= Ingvild Næss Stub =

Norwegian politician

Ingvild Næss Stub (born 1978) is a Norwegian politician for the Conservative Party.

== Bibliography ==
Hailing from Kråkstad, she is a daughter of former Ski mayor Georg Stub. She became active in JEF Norway at a young age, starting a local chapter in Ski and eventually became deputy leader nationwide. She also graduated with a cand.mag. degree in political science, history and Eastern Europe studies before taking a master's degree in EU history at the London School of Economics.

In late 2003 she was hired as director of information in JEF Norway's parent organization, the European Movement of Norway. From 2008 to 2012 she worked as a political adviser for the Conservative Party's parliamentary caucus.

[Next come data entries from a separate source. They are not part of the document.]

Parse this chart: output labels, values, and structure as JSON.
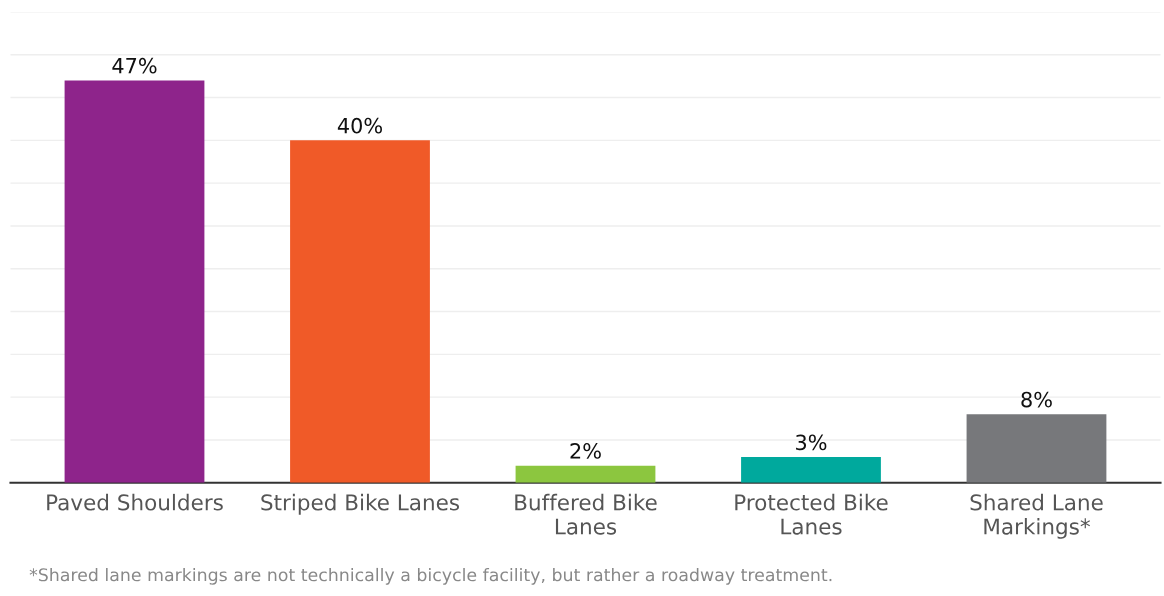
{
  "chart_data": {
    "type": "bar",
    "categories": [
      "Paved Shoulders",
      "Striped Bike Lanes",
      "Buffered Bike\nLanes",
      "Protected Bike\nLanes",
      "Shared Lane\nMarkings*"
    ],
    "values": [
      47,
      40,
      2,
      3,
      8
    ],
    "colors": [
      "#8e248b",
      "#f05a28",
      "#8cc63f",
      "#00a99d",
      "#77787b"
    ],
    "value_labels": [
      "47%",
      "40%",
      "2%",
      "3%",
      "8%"
    ],
    "ylim": [
      0,
      55
    ],
    "yticks": [
      {
        "value": 0,
        "label": null
      },
      {
        "value": 5,
        "label": null
      },
      {
        "value": 10,
        "label": null
      },
      {
        "value": 15,
        "label": null
      },
      {
        "value": 20,
        "label": null
      },
      {
        "value": 25,
        "label": null
      },
      {
        "value": 30,
        "label": null
      },
      {
        "value": 35,
        "label": null
      },
      {
        "value": 40,
        "label": null
      },
      {
        "value": 45,
        "label": null
      },
      {
        "value": 50,
        "label": null
      },
      {
        "value": 55,
        "label": null
      }
    ],
    "grid": "y",
    "tick_labels": "x",
    "annotations": [
      "*Shared lane markings are not technically a bicycle facility, but rather a roadway treatment."
    ]
  }
}
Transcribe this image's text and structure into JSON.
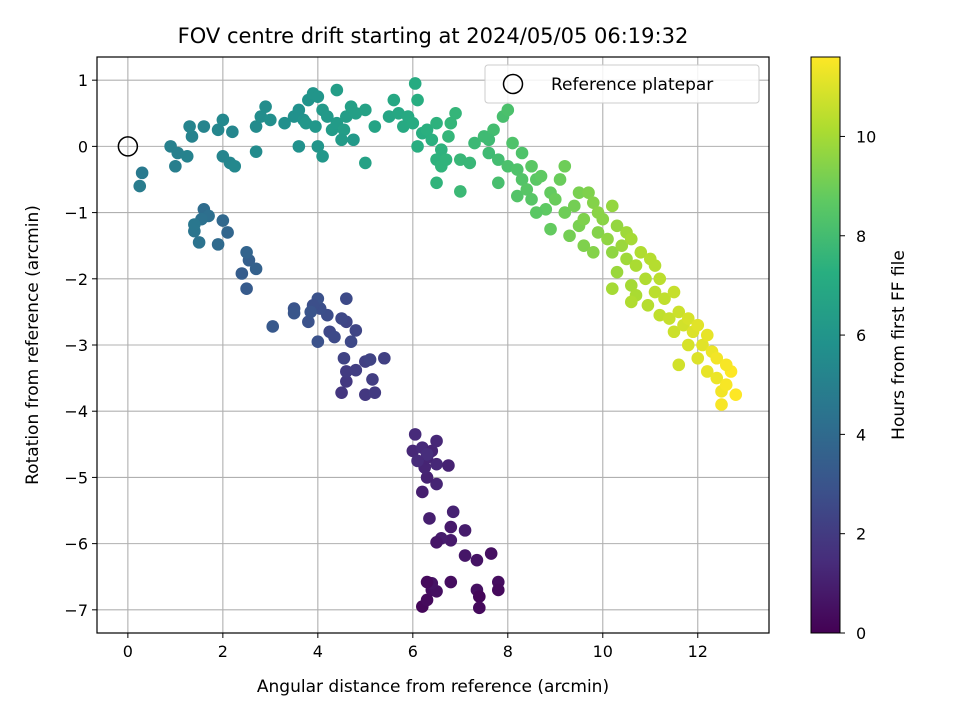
{
  "chart_data": {
    "type": "scatter",
    "title": "FOV centre drift starting at 2024/05/05 06:19:32",
    "xlabel": "Angular distance from reference (arcmin)",
    "ylabel": "Rotation from reference (arcmin)",
    "xlim": [
      -0.65,
      13.5
    ],
    "ylim": [
      -7.35,
      1.35
    ],
    "x_ticks": [
      0,
      2,
      4,
      6,
      8,
      10,
      12
    ],
    "y_ticks": [
      1,
      0,
      -1,
      -2,
      -3,
      -4,
      -5,
      -6,
      -7
    ],
    "grid": true,
    "legend": {
      "placement": "top-right",
      "entries": [
        "Reference platepar"
      ]
    },
    "reference_point": {
      "x": 0,
      "y": 0,
      "label": "Reference platepar"
    },
    "colorbar": {
      "label": "Hours from first FF file",
      "colormap": "viridis",
      "range": [
        0,
        11.6
      ],
      "ticks": [
        0,
        2,
        4,
        6,
        8,
        10
      ]
    },
    "series": [
      {
        "points": [
          [
            6.2,
            -6.95,
            0.2
          ],
          [
            6.3,
            -6.85,
            0.3
          ],
          [
            6.4,
            -6.7,
            0.4
          ],
          [
            6.5,
            -6.72,
            0.5
          ],
          [
            6.4,
            -6.6,
            0.6
          ],
          [
            6.3,
            -6.58,
            0.3
          ],
          [
            6.8,
            -6.58,
            0.4
          ],
          [
            7.35,
            -6.7,
            0.5
          ],
          [
            7.4,
            -6.8,
            0.2
          ],
          [
            7.4,
            -6.97,
            0.3
          ],
          [
            7.8,
            -6.58,
            0.4
          ],
          [
            7.8,
            -6.7,
            0.3
          ],
          [
            7.65,
            -6.15,
            0.5
          ],
          [
            7.35,
            -6.25,
            0.6
          ],
          [
            7.1,
            -6.18,
            0.7
          ],
          [
            6.8,
            -5.95,
            0.8
          ],
          [
            6.6,
            -5.92,
            0.9
          ],
          [
            6.5,
            -5.98,
            0.7
          ],
          [
            6.8,
            -5.75,
            0.8
          ],
          [
            7.1,
            -5.8,
            0.9
          ],
          [
            6.35,
            -5.62,
            1.0
          ],
          [
            6.85,
            -5.52,
            1.1
          ],
          [
            6.5,
            -5.1,
            1.2
          ],
          [
            6.2,
            -5.22,
            1.0
          ],
          [
            6.3,
            -5.0,
            1.1
          ],
          [
            6.25,
            -4.85,
            1.2
          ],
          [
            6.5,
            -4.8,
            1.3
          ],
          [
            6.75,
            -4.82,
            1.1
          ],
          [
            6.3,
            -4.7,
            1.2
          ],
          [
            6.0,
            -4.6,
            1.3
          ],
          [
            6.2,
            -4.55,
            1.4
          ],
          [
            6.4,
            -4.6,
            1.2
          ],
          [
            6.5,
            -4.45,
            1.3
          ],
          [
            6.05,
            -4.35,
            1.4
          ],
          [
            6.3,
            -4.65,
            1.5
          ],
          [
            6.1,
            -4.75,
            1.4
          ],
          [
            4.5,
            -3.72,
            1.8
          ],
          [
            4.6,
            -3.55,
            1.9
          ],
          [
            4.6,
            -3.4,
            2.0
          ],
          [
            4.8,
            -3.38,
            2.1
          ],
          [
            5.0,
            -3.75,
            1.9
          ],
          [
            5.2,
            -3.72,
            2.0
          ],
          [
            5.15,
            -3.52,
            2.1
          ],
          [
            5.0,
            -3.25,
            2.2
          ],
          [
            5.1,
            -3.22,
            2.3
          ],
          [
            5.4,
            -3.2,
            2.2
          ],
          [
            4.55,
            -3.2,
            2.3
          ],
          [
            4.8,
            -2.78,
            2.4
          ],
          [
            4.7,
            -2.95,
            2.5
          ],
          [
            4.6,
            -2.65,
            2.4
          ],
          [
            4.5,
            -2.6,
            2.5
          ],
          [
            4.6,
            -2.3,
            2.6
          ],
          [
            4.25,
            -2.8,
            2.5
          ],
          [
            4.35,
            -2.88,
            2.6
          ],
          [
            4.2,
            -2.55,
            2.7
          ],
          [
            4.05,
            -2.45,
            2.8
          ],
          [
            4.0,
            -2.3,
            2.9
          ],
          [
            3.9,
            -2.4,
            2.8
          ],
          [
            3.8,
            -2.65,
            2.9
          ],
          [
            3.85,
            -2.5,
            3.0
          ],
          [
            4.0,
            -2.95,
            2.9
          ],
          [
            3.5,
            -2.45,
            3.0
          ],
          [
            3.5,
            -2.52,
            3.1
          ],
          [
            3.05,
            -2.72,
            3.2
          ],
          [
            2.5,
            -2.15,
            3.3
          ],
          [
            2.4,
            -1.92,
            3.4
          ],
          [
            2.55,
            -1.72,
            3.5
          ],
          [
            2.7,
            -1.85,
            3.6
          ],
          [
            2.5,
            -1.6,
            3.7
          ],
          [
            2.1,
            -1.3,
            3.8
          ],
          [
            2.0,
            -1.12,
            3.9
          ],
          [
            1.9,
            -1.48,
            4.0
          ],
          [
            1.6,
            -0.95,
            4.1
          ],
          [
            1.7,
            -1.05,
            4.2
          ],
          [
            1.55,
            -1.1,
            4.3
          ],
          [
            1.5,
            -1.45,
            4.4
          ],
          [
            1.4,
            -1.28,
            4.5
          ],
          [
            1.4,
            -1.18,
            4.6
          ],
          [
            0.3,
            -0.4,
            4.7
          ],
          [
            0.25,
            -0.6,
            4.8
          ],
          [
            1.0,
            -0.3,
            4.9
          ],
          [
            0.9,
            0.0,
            5.0
          ],
          [
            1.05,
            -0.1,
            5.0
          ],
          [
            1.25,
            -0.15,
            5.1
          ],
          [
            1.35,
            0.15,
            5.1
          ],
          [
            1.3,
            0.3,
            5.2
          ],
          [
            1.6,
            0.3,
            5.2
          ],
          [
            1.9,
            0.25,
            5.3
          ],
          [
            2.2,
            0.22,
            5.3
          ],
          [
            2.0,
            0.4,
            5.4
          ],
          [
            2.0,
            -0.15,
            5.2
          ],
          [
            2.15,
            -0.25,
            5.3
          ],
          [
            2.25,
            -0.3,
            5.4
          ],
          [
            2.7,
            -0.08,
            5.5
          ],
          [
            2.7,
            0.3,
            5.5
          ],
          [
            2.8,
            0.45,
            5.6
          ],
          [
            2.9,
            0.6,
            5.6
          ],
          [
            3.0,
            0.4,
            5.7
          ],
          [
            3.3,
            0.35,
            5.7
          ],
          [
            3.5,
            0.45,
            5.8
          ],
          [
            3.6,
            0.55,
            5.8
          ],
          [
            3.7,
            0.4,
            5.9
          ],
          [
            3.8,
            0.7,
            5.9
          ],
          [
            3.9,
            0.8,
            6.0
          ],
          [
            4.0,
            0.75,
            6.0
          ],
          [
            3.75,
            0.35,
            6.1
          ],
          [
            3.95,
            0.3,
            6.1
          ],
          [
            4.1,
            0.55,
            6.2
          ],
          [
            4.2,
            0.45,
            6.2
          ],
          [
            4.3,
            0.25,
            6.3
          ],
          [
            4.4,
            0.35,
            6.3
          ],
          [
            4.55,
            0.25,
            6.4
          ],
          [
            4.6,
            0.45,
            6.4
          ],
          [
            4.7,
            0.6,
            6.5
          ],
          [
            4.8,
            0.5,
            6.5
          ],
          [
            4.75,
            0.1,
            6.2
          ],
          [
            4.5,
            0.1,
            6.3
          ],
          [
            4.4,
            0.85,
            6.4
          ],
          [
            4.0,
            0.0,
            6.0
          ],
          [
            4.1,
            -0.15,
            6.1
          ],
          [
            3.6,
            0.0,
            5.8
          ],
          [
            5.0,
            0.55,
            6.6
          ],
          [
            5.0,
            -0.25,
            6.6
          ],
          [
            5.2,
            0.3,
            6.7
          ],
          [
            5.5,
            0.45,
            6.8
          ],
          [
            5.6,
            0.7,
            6.9
          ],
          [
            5.7,
            0.5,
            6.9
          ],
          [
            5.8,
            0.3,
            7.0
          ],
          [
            5.9,
            0.45,
            7.0
          ],
          [
            6.0,
            0.35,
            7.1
          ],
          [
            6.05,
            0.95,
            7.1
          ],
          [
            6.1,
            0.7,
            7.2
          ],
          [
            6.2,
            0.2,
            7.2
          ],
          [
            6.1,
            0.0,
            7.2
          ],
          [
            6.3,
            0.25,
            7.3
          ],
          [
            6.4,
            0.1,
            7.3
          ],
          [
            6.5,
            0.35,
            7.4
          ],
          [
            6.6,
            -0.05,
            7.4
          ],
          [
            6.5,
            -0.2,
            7.4
          ],
          [
            6.6,
            -0.3,
            7.5
          ],
          [
            6.5,
            -0.55,
            7.5
          ],
          [
            6.7,
            -0.2,
            7.5
          ],
          [
            6.75,
            0.15,
            7.6
          ],
          [
            6.9,
            0.5,
            7.6
          ],
          [
            6.8,
            0.35,
            7.6
          ],
          [
            7.0,
            -0.2,
            7.7
          ],
          [
            7.2,
            -0.25,
            7.7
          ],
          [
            7.0,
            -0.68,
            7.8
          ],
          [
            7.3,
            0.05,
            7.8
          ],
          [
            7.5,
            0.15,
            7.9
          ],
          [
            7.6,
            -0.1,
            7.9
          ],
          [
            7.7,
            0.25,
            8.0
          ],
          [
            7.8,
            -0.2,
            8.0
          ],
          [
            7.8,
            -0.55,
            8.1
          ],
          [
            7.9,
            0.45,
            8.1
          ],
          [
            8.0,
            0.55,
            8.2
          ],
          [
            8.0,
            -0.3,
            8.2
          ],
          [
            8.1,
            0.05,
            8.3
          ],
          [
            8.2,
            -0.35,
            8.3
          ],
          [
            8.2,
            -0.75,
            8.4
          ],
          [
            8.3,
            -0.5,
            8.4
          ],
          [
            8.4,
            -0.65,
            8.5
          ],
          [
            8.5,
            -0.8,
            8.5
          ],
          [
            8.6,
            -0.5,
            8.6
          ],
          [
            8.5,
            -0.3,
            8.6
          ],
          [
            8.7,
            -0.45,
            8.7
          ],
          [
            8.8,
            -0.95,
            8.7
          ],
          [
            8.9,
            -0.7,
            8.8
          ],
          [
            8.9,
            -1.25,
            8.8
          ],
          [
            9.0,
            -0.8,
            8.9
          ],
          [
            9.1,
            -0.5,
            8.9
          ],
          [
            9.2,
            -0.3,
            9.0
          ],
          [
            9.2,
            -1.0,
            9.0
          ],
          [
            9.3,
            -1.35,
            9.1
          ],
          [
            9.4,
            -0.9,
            9.1
          ],
          [
            9.5,
            -1.2,
            9.2
          ],
          [
            9.5,
            -0.7,
            9.2
          ],
          [
            9.6,
            -1.5,
            9.3
          ],
          [
            9.7,
            -0.7,
            9.3
          ],
          [
            9.8,
            -0.85,
            9.4
          ],
          [
            9.9,
            -1.3,
            9.4
          ],
          [
            9.9,
            -1.0,
            9.5
          ],
          [
            10.0,
            -1.1,
            9.5
          ],
          [
            10.1,
            -1.4,
            9.6
          ],
          [
            10.2,
            -1.6,
            9.6
          ],
          [
            10.2,
            -0.9,
            9.7
          ],
          [
            10.3,
            -1.2,
            9.7
          ],
          [
            10.3,
            -1.9,
            9.8
          ],
          [
            10.4,
            -1.5,
            9.8
          ],
          [
            10.5,
            -1.3,
            9.9
          ],
          [
            10.5,
            -1.7,
            9.9
          ],
          [
            10.6,
            -2.1,
            10.0
          ],
          [
            10.6,
            -1.4,
            10.0
          ],
          [
            10.7,
            -1.8,
            10.1
          ],
          [
            10.7,
            -2.25,
            10.1
          ],
          [
            10.8,
            -1.6,
            10.2
          ],
          [
            10.9,
            -2.0,
            10.2
          ],
          [
            11.0,
            -1.7,
            10.3
          ],
          [
            10.95,
            -2.4,
            10.3
          ],
          [
            11.1,
            -2.2,
            10.4
          ],
          [
            11.2,
            -2.0,
            10.4
          ],
          [
            11.2,
            -2.55,
            10.5
          ],
          [
            11.3,
            -2.3,
            10.5
          ],
          [
            11.4,
            -2.6,
            10.6
          ],
          [
            11.5,
            -2.2,
            10.6
          ],
          [
            11.5,
            -2.8,
            10.7
          ],
          [
            11.6,
            -2.5,
            10.7
          ],
          [
            11.7,
            -2.7,
            10.8
          ],
          [
            11.6,
            -3.3,
            10.8
          ],
          [
            11.8,
            -2.6,
            10.9
          ],
          [
            11.8,
            -3.0,
            10.9
          ],
          [
            11.9,
            -2.8,
            11.0
          ],
          [
            12.0,
            -3.2,
            11.0
          ],
          [
            12.0,
            -2.7,
            11.1
          ],
          [
            12.1,
            -3.0,
            11.1
          ],
          [
            12.2,
            -3.4,
            11.2
          ],
          [
            12.2,
            -2.85,
            11.2
          ],
          [
            12.3,
            -3.1,
            11.3
          ],
          [
            12.4,
            -3.5,
            11.3
          ],
          [
            12.4,
            -3.2,
            11.4
          ],
          [
            12.5,
            -3.7,
            11.4
          ],
          [
            12.5,
            -3.9,
            11.5
          ],
          [
            12.6,
            -3.6,
            11.5
          ],
          [
            12.7,
            -3.4,
            11.6
          ],
          [
            12.8,
            -3.75,
            11.6
          ],
          [
            12.6,
            -3.3,
            11.5
          ],
          [
            10.2,
            -2.15,
            10.0
          ],
          [
            10.6,
            -2.35,
            10.2
          ],
          [
            9.6,
            -1.1,
            9.3
          ],
          [
            8.3,
            -0.1,
            8.3
          ],
          [
            7.6,
            0.1,
            7.9
          ],
          [
            8.6,
            -1.0,
            8.6
          ],
          [
            9.8,
            -1.6,
            9.4
          ],
          [
            11.1,
            -1.8,
            10.3
          ]
        ]
      }
    ]
  }
}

When the Conservative Party managed to form Solberg's Cabinet in October 2013, Næss Stub was appointed State Secretary for Børge Brende in the Ministry of Foreign Affairs. She quickly changed to being State Secretary for Minister of European Affairs Vidar Helgesen. In June 2015, Næss Stub was appointed to the Office of the Prime Minister, where she served as a State Secretary until Solberg's Cabinet fell in October 2021.

In January 2022 she started out as a director of international relations and business development in Standards Norway. She was also named in the government-appointed Commission on Extremism.